Pour une représentation schématique des différentes étapes du traitement, voir : https://ard.bmj.com/content/annrheumdis/early/2020/04/24/annrheumdis-2019-216655.full.pdf (figure 1).

3. Quels sont les effets indésirables du traitement médicamenteux?

Le tableau ci-dessous indique les principaux effets indésirables des DMARD, tels que discutés dans l'article de Red Whale GP-update et dans le Répertoire. Des informations plus détaillées peuvent être trouvées dans le Répertoire (9.2. Arthrite chronique et 12.3.2. Médicaments des maladies immunitaires chroniques) et dans les RCP des médicaments concernés.

csDMARD

Effets indésirables généraux​

  • Troubles hématologiques (anémie, thrombopénie, leucopénie, agranulocytose) avec risque d’infection

  • Troubles gastro-intestinaux, ulcérations buccales

  • Toxicité hépatique aiguë

  • Pneumopathie interstitielle

  • Réactions allergiques (parfois graves)

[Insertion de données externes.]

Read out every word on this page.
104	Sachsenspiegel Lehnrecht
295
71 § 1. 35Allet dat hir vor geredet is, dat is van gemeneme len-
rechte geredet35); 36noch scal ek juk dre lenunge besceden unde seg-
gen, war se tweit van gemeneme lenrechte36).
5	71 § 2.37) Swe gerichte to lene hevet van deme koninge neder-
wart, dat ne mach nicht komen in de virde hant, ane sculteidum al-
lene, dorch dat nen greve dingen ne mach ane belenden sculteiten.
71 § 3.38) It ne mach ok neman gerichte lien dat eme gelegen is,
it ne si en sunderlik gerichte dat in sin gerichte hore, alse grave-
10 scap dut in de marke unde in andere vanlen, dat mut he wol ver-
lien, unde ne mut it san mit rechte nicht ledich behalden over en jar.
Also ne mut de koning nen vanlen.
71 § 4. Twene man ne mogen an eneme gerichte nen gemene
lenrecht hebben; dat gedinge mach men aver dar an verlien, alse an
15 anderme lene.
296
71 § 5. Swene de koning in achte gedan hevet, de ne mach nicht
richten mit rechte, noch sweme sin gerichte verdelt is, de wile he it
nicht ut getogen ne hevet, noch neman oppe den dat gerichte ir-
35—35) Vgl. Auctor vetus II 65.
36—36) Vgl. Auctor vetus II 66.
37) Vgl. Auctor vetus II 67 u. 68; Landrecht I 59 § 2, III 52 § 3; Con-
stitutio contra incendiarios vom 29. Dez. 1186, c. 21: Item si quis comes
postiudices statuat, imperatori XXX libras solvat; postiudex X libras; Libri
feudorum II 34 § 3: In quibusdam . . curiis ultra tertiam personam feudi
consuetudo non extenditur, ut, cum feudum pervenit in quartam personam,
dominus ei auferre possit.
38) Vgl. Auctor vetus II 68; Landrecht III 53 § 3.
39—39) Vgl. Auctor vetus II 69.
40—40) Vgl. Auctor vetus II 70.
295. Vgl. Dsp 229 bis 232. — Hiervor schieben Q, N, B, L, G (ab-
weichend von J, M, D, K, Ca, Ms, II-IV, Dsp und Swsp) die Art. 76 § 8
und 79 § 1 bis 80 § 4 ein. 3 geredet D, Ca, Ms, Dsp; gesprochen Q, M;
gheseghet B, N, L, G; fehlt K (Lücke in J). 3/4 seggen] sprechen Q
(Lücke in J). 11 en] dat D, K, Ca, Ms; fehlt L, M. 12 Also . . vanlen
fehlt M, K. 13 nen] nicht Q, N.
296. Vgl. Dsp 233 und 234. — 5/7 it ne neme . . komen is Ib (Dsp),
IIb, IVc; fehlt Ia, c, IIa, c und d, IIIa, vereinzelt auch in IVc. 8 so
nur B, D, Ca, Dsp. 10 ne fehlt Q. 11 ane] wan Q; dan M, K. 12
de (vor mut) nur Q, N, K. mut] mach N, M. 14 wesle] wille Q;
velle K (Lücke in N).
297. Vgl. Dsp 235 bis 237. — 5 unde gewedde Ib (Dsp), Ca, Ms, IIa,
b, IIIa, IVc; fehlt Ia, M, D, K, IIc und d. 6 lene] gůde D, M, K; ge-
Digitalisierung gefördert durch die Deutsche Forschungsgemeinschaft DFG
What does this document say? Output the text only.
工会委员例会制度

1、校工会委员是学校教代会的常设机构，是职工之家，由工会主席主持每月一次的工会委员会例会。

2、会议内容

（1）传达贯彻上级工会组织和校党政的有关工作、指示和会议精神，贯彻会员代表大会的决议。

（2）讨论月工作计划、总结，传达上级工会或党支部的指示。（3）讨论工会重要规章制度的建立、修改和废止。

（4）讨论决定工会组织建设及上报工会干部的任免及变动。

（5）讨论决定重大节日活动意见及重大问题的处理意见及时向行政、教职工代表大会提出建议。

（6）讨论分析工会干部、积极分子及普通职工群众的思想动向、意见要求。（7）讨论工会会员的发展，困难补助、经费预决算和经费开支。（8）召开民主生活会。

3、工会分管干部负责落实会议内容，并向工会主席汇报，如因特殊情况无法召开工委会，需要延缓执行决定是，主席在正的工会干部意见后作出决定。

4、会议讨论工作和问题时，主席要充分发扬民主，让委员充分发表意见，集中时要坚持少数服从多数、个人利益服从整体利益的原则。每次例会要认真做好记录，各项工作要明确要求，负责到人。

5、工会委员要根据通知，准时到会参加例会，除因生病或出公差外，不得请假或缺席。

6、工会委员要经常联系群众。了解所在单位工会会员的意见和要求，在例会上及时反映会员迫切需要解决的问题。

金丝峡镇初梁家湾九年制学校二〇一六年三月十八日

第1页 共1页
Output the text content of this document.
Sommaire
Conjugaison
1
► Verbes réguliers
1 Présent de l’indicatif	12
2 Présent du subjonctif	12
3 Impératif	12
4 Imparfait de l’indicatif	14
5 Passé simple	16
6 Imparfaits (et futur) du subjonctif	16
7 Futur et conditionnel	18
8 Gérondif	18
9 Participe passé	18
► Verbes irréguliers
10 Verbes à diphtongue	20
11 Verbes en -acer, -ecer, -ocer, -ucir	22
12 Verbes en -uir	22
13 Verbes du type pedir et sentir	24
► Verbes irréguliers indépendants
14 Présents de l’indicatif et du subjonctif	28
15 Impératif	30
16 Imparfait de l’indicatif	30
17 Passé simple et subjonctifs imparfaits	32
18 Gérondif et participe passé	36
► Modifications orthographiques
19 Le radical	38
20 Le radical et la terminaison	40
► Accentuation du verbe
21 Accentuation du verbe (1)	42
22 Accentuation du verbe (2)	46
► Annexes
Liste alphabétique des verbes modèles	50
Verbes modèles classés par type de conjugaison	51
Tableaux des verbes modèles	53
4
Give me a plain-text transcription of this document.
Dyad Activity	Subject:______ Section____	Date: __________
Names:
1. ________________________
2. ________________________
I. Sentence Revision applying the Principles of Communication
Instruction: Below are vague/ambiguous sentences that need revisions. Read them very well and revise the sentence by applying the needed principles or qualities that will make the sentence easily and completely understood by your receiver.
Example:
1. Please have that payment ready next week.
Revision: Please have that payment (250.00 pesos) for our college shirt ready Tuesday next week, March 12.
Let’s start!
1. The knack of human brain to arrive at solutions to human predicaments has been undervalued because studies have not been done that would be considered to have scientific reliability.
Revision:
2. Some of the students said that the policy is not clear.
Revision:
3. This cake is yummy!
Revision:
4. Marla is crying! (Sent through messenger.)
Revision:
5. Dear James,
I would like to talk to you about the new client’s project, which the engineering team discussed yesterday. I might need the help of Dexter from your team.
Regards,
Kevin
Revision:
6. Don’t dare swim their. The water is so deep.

Autres effets indésirables​

Méthotrexate​

  • Atteinte hépatique chronique, cirrhose

Léflunomide

  • Neuropathie périphérique

  • Perte de cheveux, eczéma, rash

  • Hypertension

Sulfasalazine​

  • Diminution (réversible) de la mobilité et de la concentration en spermatozoïdes chez l’homme

  • Éruptions cutanées, pouvant aller jusqu’à des réactions cutanées très sévères

Hydroxychloroquine​

  • Rétinopathie progressive, atteinte réversible de la cornée

  • Éruptions cutanées, aggravation du psoriasis

  • Allongement de l’intervalle QT avec risque de torsades de pointes

  • Convulsions et neuropathie périphérique

  • Cardiomyopathie

 

bDMARD​

Effets indésirables généraux​

  • Réactions au site d’injection en cas d’administration sous-cutanée

  • Syndrome grippal ou troubles gastro-intestinaux après l’administration

  • Risque accru d’infections, réactivation de la tuberculose

  • Suspicion d’un effet cancérigène

  • Réactions allergiques (parfois graves)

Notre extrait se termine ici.